Using system environment variables in a Lua project can be confusing when it runs inside Kong or OpenResty. A common assumption is that os.getenv() should work directly, but in practice it does not.
The reason is in the stack underneath: Kong is built on OpenResty, and OpenResty runs on Nginx. When Nginx starts, it clears almost all environment variables inherited from the parent process. According to the Nginx documentation, the default behavior is:
By default, nginx removes all environment variables inherited from its parent process except the TZ variable.
Because of that, calling os.getenv() from Lua will not return the variables you expect unless those variables have been explicitly exposed to Nginx.

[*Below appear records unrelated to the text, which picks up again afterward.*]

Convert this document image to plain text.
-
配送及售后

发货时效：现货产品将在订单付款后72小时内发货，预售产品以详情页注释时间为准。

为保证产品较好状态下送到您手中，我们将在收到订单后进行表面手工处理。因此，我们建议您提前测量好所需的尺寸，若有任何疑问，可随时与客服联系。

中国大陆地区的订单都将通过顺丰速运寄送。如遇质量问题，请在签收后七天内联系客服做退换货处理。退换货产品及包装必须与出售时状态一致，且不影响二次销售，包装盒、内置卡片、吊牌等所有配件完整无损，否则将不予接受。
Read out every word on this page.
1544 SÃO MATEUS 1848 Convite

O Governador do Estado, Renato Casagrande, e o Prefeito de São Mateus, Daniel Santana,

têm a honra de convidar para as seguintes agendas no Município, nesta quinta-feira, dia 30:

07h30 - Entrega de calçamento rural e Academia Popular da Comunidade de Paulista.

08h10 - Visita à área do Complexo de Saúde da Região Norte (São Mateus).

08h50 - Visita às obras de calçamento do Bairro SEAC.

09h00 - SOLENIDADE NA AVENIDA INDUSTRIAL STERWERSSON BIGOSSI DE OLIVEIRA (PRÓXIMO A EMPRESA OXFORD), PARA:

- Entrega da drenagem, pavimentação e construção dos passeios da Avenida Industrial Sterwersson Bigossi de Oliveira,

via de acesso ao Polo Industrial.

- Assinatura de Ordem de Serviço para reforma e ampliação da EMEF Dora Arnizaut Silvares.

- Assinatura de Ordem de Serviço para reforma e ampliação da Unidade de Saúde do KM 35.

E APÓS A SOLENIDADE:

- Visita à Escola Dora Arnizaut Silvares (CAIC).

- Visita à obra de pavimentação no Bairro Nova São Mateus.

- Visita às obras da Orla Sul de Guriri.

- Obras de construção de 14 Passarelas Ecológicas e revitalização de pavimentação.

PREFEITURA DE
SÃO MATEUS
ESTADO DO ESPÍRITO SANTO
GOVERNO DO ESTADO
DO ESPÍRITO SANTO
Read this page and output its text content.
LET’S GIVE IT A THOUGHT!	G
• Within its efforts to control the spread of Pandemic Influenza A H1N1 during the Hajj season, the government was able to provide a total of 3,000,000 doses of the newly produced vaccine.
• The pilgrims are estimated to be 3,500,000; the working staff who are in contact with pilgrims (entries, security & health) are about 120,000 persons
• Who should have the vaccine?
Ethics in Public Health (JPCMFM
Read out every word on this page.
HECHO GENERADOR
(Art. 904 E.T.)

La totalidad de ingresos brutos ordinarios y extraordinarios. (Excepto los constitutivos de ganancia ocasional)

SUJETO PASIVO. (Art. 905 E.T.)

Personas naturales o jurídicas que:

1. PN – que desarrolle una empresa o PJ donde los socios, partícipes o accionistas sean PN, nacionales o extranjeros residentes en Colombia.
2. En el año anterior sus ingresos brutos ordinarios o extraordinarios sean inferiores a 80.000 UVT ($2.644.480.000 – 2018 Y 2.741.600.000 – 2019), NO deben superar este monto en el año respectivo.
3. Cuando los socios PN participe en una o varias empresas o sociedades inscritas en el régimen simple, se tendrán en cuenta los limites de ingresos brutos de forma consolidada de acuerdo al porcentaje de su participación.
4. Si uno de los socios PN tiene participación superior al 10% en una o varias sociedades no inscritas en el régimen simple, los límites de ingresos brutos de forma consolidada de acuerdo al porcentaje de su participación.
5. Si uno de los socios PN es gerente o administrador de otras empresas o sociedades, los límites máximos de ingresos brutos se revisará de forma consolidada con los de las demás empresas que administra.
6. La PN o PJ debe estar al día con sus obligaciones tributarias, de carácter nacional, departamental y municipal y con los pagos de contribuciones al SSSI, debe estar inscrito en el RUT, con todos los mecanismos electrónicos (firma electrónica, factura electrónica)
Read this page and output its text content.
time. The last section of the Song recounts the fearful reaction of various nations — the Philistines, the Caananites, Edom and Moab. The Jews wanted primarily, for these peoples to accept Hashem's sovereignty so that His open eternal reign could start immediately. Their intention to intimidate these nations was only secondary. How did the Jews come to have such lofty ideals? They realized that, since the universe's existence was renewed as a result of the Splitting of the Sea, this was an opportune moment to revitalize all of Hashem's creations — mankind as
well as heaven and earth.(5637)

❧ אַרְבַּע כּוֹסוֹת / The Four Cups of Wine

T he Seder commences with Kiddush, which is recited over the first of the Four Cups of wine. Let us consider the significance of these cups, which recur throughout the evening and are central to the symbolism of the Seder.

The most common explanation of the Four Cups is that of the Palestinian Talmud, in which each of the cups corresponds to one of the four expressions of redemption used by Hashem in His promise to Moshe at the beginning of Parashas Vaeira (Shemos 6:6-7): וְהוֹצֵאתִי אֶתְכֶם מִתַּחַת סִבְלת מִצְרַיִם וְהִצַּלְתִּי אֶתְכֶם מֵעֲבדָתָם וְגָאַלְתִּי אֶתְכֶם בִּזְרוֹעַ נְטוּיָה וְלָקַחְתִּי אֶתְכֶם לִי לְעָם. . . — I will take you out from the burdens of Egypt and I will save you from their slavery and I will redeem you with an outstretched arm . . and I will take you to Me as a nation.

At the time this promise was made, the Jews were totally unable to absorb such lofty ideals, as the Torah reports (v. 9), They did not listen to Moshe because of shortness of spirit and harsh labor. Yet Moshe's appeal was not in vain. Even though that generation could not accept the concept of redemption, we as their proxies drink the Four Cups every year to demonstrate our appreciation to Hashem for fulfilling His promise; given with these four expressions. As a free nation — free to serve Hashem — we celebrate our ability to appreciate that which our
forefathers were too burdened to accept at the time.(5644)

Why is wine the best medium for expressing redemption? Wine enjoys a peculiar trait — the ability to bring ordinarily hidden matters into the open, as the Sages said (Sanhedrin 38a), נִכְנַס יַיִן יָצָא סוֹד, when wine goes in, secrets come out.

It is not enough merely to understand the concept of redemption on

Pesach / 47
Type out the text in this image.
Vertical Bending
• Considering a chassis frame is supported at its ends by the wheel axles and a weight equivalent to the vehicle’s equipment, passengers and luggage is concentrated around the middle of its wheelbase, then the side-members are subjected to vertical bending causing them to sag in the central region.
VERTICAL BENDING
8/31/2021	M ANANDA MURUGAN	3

Making environment variables available in OpenResty
To use environment variables in Lua under OpenResty, you need to declare them in nginx.conf first. Add the variables you want to keep with the env directive, for example:
events{ ... }
env PATH;
env USERNAME;
After updating the configuration, restart Nginx. Once it comes back up, your Lua code can read the value with os.getenv("USERNAME").
Using os.getenv() inside a Kong plugin
The same rule applies when your Lua code runs inside a Kong plugin. The difference is that Kong manages its own generated Nginx configuration, so editing that generated file directly is not a workable solution. Even if you change it manually, Kong will regenerate it and overwrite your changes.
The practical way to handle this is to use Kong’s custom Nginx configuration support.
Create a file named custom-nginx.conf, and declare the environment variables there in the same way:
events{ ... }
env PATH;
env USERNAME;
Then restart Kong and point it to that custom Nginx configuration. Be careful with the command-line options here: -c is for Kong’s own configuration file, while --nginx-conf is the option for the custom Nginx template configuration.
kong restart -c kong.conf --nginx-conf custom-nginx.conf
After Kong restarts successfully, your plugin code can use os.getenv("USERNAME") to read the environment variable normally.